OLD FASHIONED FISH PIE


450 g haddock, cod or coley fillets

300 ml milk

1 bay leaf

6 black peppercorns

onion slices for flavouring

salt and pepper

65 g butter or margarine

45 ml flour

150 ml single cream

2 eggs, hard-boiled, shelled and chopped

30 ml chopped fresh parsley

90 ml milk

900 g potatoes, cooked and mashed

1 egg, beaten, to glaze


  1. Put the fish in a frying pan, pour over the milk and add the bay leaf, peppercorns, onion slices and a good pinch of salt. Bring slowly to the boil, cover and simmer for 6-8 minutes, until the fish flakes when tested with a fork.

  2. Lift the fish out of the pan using a fish slice and place on a plate. Flake the fish, discarding the skin and bone.
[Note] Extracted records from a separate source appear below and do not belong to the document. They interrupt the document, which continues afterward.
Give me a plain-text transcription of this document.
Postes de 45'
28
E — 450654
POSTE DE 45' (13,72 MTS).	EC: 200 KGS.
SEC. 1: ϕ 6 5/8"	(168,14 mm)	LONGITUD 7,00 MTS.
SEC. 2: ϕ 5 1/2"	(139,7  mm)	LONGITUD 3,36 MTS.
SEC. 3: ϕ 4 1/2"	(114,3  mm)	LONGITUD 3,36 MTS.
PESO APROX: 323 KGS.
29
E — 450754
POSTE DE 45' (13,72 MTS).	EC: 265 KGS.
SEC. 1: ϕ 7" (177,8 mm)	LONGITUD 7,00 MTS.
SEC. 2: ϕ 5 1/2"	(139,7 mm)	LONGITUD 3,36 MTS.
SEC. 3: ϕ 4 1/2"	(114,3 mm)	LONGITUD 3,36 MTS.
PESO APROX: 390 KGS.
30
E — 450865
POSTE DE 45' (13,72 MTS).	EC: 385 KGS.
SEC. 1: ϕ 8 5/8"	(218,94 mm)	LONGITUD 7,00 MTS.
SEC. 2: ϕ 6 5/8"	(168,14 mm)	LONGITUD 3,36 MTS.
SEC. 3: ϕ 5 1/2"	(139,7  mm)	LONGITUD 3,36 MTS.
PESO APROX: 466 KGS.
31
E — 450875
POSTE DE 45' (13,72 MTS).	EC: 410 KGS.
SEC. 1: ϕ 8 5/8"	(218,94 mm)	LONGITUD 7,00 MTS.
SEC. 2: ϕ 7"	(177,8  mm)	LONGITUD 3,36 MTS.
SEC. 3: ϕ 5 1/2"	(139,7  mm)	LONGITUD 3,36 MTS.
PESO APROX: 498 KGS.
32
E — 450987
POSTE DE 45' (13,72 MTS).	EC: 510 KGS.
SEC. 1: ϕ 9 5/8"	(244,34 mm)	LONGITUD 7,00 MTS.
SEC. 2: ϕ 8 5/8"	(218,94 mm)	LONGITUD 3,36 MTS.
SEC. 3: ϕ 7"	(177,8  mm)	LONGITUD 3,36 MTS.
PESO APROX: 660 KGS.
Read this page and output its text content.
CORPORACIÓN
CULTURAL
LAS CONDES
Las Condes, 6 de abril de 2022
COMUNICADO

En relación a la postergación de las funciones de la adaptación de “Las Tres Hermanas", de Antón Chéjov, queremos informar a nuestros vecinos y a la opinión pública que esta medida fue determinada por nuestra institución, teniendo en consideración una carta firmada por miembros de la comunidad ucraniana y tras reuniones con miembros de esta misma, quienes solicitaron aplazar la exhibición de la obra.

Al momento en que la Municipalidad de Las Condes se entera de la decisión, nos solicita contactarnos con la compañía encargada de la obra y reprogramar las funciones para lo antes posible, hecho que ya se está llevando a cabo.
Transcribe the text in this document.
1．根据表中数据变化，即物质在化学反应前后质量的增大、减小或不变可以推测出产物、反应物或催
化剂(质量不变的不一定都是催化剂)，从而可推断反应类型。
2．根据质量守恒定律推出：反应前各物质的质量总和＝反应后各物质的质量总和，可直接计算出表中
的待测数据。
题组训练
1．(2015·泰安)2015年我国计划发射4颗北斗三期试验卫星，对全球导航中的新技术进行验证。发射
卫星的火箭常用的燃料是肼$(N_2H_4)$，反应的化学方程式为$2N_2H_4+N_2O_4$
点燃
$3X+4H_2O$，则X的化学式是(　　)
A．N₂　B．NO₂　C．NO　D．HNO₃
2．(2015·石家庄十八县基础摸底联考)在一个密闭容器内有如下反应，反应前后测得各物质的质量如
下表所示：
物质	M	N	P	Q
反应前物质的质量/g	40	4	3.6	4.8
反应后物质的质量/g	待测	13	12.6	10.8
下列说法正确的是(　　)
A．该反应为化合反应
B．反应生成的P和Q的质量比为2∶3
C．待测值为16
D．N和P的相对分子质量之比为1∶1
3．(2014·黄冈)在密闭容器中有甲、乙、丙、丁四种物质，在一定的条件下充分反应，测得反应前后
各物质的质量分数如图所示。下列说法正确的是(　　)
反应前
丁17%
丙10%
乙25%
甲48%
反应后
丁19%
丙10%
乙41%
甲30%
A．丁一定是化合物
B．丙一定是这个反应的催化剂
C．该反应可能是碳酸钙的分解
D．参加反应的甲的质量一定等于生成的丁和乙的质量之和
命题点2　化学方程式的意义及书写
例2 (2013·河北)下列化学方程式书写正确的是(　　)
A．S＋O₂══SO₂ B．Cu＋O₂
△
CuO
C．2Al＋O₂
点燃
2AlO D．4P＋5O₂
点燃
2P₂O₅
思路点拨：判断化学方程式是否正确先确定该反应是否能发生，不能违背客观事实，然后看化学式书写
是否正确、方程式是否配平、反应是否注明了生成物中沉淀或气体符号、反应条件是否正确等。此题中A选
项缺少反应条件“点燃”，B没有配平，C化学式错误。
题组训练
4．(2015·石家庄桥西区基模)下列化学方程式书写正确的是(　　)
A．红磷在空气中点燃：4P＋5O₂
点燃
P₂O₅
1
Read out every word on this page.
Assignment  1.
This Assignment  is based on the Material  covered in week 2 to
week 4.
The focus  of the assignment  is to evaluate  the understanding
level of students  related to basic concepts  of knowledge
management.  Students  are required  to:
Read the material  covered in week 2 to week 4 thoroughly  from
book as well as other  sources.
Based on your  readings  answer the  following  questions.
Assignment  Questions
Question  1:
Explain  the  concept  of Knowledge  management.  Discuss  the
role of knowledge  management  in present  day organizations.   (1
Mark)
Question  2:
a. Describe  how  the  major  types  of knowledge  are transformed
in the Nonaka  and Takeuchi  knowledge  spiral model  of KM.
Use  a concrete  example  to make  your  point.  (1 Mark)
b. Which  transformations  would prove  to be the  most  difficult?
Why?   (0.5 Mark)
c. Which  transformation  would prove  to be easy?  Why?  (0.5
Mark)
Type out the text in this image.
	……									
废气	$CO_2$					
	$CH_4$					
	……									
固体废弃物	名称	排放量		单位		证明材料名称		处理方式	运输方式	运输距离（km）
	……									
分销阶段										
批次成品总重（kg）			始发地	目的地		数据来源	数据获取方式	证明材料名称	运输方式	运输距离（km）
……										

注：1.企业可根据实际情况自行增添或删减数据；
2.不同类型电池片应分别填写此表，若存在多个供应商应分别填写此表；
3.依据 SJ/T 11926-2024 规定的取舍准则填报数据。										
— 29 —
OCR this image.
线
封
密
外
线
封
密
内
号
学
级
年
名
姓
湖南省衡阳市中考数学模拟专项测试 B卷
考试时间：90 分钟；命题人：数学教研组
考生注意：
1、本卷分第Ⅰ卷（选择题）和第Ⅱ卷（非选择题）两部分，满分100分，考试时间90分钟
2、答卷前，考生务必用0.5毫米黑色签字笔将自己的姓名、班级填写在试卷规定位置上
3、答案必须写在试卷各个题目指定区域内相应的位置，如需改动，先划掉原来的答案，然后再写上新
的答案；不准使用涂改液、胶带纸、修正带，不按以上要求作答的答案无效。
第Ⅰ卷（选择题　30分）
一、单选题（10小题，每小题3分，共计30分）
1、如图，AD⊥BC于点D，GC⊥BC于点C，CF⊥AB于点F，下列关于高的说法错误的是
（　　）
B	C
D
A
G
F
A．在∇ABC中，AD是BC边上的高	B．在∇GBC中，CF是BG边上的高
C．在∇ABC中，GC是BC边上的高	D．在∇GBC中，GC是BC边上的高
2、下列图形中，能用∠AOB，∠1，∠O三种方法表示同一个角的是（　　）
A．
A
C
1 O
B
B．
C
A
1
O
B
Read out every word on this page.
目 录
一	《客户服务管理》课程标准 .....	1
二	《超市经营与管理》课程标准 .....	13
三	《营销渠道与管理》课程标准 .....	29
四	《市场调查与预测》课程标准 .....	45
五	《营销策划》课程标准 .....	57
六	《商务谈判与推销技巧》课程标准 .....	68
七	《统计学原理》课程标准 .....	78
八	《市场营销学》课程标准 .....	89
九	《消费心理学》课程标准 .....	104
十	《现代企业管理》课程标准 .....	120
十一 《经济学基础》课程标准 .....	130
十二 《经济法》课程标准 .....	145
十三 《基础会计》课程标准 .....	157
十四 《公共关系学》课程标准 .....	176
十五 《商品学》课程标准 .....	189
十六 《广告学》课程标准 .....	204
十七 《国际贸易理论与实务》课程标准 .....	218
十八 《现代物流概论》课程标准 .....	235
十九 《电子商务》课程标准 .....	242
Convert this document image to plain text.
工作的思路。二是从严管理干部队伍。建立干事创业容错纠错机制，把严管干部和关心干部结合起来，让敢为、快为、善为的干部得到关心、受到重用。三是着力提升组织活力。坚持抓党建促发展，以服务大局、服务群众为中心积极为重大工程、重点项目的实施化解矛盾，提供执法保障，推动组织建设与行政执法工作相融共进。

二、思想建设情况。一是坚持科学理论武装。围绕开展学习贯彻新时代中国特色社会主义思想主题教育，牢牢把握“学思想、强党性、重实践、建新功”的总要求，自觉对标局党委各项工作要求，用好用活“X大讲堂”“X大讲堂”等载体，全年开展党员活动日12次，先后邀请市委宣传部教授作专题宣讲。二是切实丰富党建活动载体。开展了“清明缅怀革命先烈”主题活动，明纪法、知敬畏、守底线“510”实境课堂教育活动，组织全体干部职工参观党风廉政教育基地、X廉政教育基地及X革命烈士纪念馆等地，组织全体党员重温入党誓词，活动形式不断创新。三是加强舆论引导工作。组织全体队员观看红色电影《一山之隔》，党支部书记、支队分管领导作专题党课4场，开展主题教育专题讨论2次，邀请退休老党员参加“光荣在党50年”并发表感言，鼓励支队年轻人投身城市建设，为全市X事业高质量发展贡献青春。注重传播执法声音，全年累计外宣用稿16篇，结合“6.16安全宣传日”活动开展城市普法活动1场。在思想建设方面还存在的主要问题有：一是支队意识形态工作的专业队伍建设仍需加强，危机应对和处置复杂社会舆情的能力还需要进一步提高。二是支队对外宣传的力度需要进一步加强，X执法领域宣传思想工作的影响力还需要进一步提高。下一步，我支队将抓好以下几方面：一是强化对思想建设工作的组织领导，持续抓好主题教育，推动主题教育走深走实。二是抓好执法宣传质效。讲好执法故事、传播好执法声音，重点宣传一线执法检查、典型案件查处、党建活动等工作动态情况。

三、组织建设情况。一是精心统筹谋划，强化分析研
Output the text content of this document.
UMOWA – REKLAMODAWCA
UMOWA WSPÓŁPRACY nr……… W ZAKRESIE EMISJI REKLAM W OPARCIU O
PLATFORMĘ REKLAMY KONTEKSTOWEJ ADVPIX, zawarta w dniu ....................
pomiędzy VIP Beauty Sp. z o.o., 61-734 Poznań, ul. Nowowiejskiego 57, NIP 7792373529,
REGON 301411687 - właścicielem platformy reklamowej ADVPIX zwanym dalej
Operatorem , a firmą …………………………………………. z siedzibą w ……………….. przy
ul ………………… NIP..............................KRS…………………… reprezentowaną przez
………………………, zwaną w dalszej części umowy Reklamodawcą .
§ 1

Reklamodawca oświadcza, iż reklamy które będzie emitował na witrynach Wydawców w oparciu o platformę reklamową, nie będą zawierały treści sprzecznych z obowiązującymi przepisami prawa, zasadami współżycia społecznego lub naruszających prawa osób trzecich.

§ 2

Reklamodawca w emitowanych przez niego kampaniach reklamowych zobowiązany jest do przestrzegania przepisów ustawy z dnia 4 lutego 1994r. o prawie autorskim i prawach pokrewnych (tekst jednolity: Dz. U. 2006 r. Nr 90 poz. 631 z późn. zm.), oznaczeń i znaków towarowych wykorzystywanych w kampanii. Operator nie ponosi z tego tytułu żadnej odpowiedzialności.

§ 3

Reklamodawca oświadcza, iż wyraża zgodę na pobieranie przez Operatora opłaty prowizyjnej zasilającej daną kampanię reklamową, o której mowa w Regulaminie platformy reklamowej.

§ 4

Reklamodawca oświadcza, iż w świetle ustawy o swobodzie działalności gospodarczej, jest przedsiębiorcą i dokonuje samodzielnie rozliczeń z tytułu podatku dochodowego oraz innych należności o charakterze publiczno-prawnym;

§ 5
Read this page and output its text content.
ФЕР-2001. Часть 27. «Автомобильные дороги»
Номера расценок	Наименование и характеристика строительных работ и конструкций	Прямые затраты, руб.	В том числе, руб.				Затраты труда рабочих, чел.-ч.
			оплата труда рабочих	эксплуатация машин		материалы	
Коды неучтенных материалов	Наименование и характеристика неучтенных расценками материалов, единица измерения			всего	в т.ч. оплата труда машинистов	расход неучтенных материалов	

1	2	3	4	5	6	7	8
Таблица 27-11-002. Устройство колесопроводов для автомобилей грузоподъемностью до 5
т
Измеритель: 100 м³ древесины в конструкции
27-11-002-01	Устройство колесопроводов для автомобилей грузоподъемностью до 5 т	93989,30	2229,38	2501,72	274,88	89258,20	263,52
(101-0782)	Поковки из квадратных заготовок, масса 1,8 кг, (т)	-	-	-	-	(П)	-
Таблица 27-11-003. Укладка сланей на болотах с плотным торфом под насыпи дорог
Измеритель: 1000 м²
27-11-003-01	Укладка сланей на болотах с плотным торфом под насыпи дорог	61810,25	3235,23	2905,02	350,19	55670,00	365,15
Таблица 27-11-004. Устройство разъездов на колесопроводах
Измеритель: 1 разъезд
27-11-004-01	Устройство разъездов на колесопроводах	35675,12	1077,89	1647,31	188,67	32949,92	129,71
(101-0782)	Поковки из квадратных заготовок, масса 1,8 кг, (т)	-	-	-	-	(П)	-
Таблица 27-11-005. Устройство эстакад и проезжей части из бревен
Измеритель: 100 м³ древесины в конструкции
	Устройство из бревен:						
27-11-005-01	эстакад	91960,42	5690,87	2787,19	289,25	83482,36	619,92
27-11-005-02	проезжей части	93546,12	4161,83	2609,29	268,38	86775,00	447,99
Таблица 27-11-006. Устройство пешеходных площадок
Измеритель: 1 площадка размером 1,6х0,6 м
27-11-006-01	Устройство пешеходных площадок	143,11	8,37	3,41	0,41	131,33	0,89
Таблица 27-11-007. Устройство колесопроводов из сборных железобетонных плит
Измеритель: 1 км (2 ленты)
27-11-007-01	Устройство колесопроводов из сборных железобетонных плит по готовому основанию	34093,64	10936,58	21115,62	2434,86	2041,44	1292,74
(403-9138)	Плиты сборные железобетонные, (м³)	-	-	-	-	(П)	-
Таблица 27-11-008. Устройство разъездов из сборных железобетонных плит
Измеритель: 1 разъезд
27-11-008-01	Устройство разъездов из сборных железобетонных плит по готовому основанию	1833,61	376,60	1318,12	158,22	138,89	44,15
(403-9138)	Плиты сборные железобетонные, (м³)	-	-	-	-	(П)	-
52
Strain and reserve the milk.

  3. Melt 40 g butter in saucepan, stir in the flour and cook gently for 1 minute, stirring. Remove the pan from the head and gradually stir in the reserved milk. Bring to the boil slowly and continue to cook, stirring until the sauce thickens. Season.

  4. Stir in the cream and fish together with any juices. Add the chopped egg and parsley and adjust the seasoning. Spoon the mixture into a 1.1 litre pie dish or similar ovenproof dish.

  5. Heat the milk and remaining butter in a saucepan, then beat into the potato on top and roughen the surface WİTH A FORK.

  6. Place the dish on a baking sheet and cook in the oven at 200°c mark 6 for 10-15 minutes or until the potato is set.

  7. Beat the egg with a good pinch of salt the brush over the pie. Return to the oven for about 15 minutes, until golden brown.